Many of us web designers tend to be a self-taught bunch. Most of our early career stories involve a lot of books, tutorials, and late nights of feverishly learning as much we could. For me, one of the biggest influences of my career was attending local meet-ups. As much as Google and books were helpful, I learned so much more as a result of getting involved with local web design groups.
Shortly after getting into this web design thing about 10 years ago, I discovered a local group that met each month to talk about exactly the things I was reading books and tutorials about. Real people talking about all these things I was so interested in!? I was psyched!
I started going to meetings regularly, checking out the monthly presentations and chatting with as many like-minded folks as I could. Every once in awhile I’d think it might be cool to do a talk, but I quickly talked myself out of it. I was way too shy, and was just starting out with all this. What could I possibly have to share with a roomful of colleagues who were better at this stuff than I was?
It took a long time, but I finally worked up the nerve to put myself out there. They were looking for volunteers to present pre-written tutorials at the next meeting and that sounded easy enough. So I volunteered!
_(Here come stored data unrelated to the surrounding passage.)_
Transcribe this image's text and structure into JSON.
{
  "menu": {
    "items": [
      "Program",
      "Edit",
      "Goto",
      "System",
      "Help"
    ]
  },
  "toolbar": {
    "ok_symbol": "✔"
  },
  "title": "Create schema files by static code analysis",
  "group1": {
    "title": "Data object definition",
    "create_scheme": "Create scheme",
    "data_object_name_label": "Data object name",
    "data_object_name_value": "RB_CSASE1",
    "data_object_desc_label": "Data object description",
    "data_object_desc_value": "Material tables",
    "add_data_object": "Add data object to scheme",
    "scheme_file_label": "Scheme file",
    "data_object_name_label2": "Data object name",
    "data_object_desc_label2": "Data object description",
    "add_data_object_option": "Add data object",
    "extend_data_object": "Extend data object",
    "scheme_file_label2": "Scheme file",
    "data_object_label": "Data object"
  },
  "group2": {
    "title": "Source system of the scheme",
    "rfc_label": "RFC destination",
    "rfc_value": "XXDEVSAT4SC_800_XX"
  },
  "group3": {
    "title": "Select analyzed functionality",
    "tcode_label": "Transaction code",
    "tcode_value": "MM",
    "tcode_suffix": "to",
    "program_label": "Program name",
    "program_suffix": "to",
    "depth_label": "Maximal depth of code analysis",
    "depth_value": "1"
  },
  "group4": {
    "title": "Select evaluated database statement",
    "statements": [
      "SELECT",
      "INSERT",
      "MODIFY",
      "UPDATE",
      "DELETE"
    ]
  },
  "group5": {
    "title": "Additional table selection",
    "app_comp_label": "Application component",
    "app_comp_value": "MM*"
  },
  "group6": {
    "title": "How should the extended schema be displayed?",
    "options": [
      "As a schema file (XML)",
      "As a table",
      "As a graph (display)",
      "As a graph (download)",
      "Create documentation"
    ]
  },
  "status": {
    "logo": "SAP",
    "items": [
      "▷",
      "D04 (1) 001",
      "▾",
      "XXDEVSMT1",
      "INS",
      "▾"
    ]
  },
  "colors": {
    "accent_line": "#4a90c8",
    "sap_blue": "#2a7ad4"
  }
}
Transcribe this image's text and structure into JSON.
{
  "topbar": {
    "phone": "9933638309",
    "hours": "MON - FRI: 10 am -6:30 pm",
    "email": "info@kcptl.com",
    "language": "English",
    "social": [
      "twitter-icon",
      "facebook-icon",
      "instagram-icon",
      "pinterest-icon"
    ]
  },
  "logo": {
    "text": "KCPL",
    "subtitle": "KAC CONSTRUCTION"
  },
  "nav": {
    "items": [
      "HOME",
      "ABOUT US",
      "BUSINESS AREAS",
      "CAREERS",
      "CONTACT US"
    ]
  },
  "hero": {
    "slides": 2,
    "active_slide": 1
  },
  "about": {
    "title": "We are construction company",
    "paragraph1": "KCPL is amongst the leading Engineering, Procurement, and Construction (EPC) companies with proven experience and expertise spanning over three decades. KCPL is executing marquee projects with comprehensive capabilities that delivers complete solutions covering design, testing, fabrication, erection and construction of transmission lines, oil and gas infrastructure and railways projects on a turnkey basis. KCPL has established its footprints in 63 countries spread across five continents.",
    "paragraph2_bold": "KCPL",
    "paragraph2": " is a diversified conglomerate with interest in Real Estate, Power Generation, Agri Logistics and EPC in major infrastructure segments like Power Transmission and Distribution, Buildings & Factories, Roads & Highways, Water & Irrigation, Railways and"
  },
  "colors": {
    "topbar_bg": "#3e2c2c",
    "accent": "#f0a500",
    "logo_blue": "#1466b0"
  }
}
When it came time to do that first presentation, it was scary. I can’t even remember what the topic was anymore, but I can remember being too nervous to even eat dinner beforehand. Funny how memory works. Once I got up there and got started, the initial nervousness subsided, and I quickly realized that I was speaking to a room full of friendly faces. After that, it wasn’t so bad; it was even a bit fun.
That little push spurred me to think up my own topic and present my own material at a meeting a few months later.
Running the Show
I started presenting at meetings more often, moved on to become an assistant manager and then manager of my very own group for the first time.
A funny thing happens when you’re in charge of a group that requires monthly presentations. If no one else steps up to present for whatever reason, you have to step in. Yes, you! Well, in this case, me. If I didn’t do it, there’d be no meeting, and that’s just not any fun.
I did a lot of presentations in my two years as manager of that group. There were some terrifying moments, like when my speaker notes disappeared and I had to completely wing it at the last minute. But there were great moments, too: There were talks where everyone was interested, where I felt like I even entertained everyone a little, and talks that sparked some great conversations afterwards.
The experience presenting at meet-ups gave me the confidence to submit my first proposal to an actual conference. And it was accepted!
A Sea of Friendly Faces
One of the best things about speaking at meet-ups is that you’re never talking to a room of strangers. When everyone is local, there’s bound to be a lot of familiar faces in the room. You most definitely have something to share with your local peers! If the group isn’t full of familiar faces already, just attend a few meetings in a row to get a feel for the group dynamic. Now you’re a regular. Done!
Hopefully I’ve convinced at least some of you to speak at one of your local web design meet-ups. There are so many of them out there and they’d love to have you. As someone who currently co-manages Refresh Pittsburgh, I can tell you that groups like ours are always on the lookout for new speakers.
You can find local groups on listings like refreshingcities.com or even meetup.com. If you know of other great meet-up listing sites, leave them in the comments. Attend a couple meetings then take a little leap and offer to do a talk. You won’t regret it!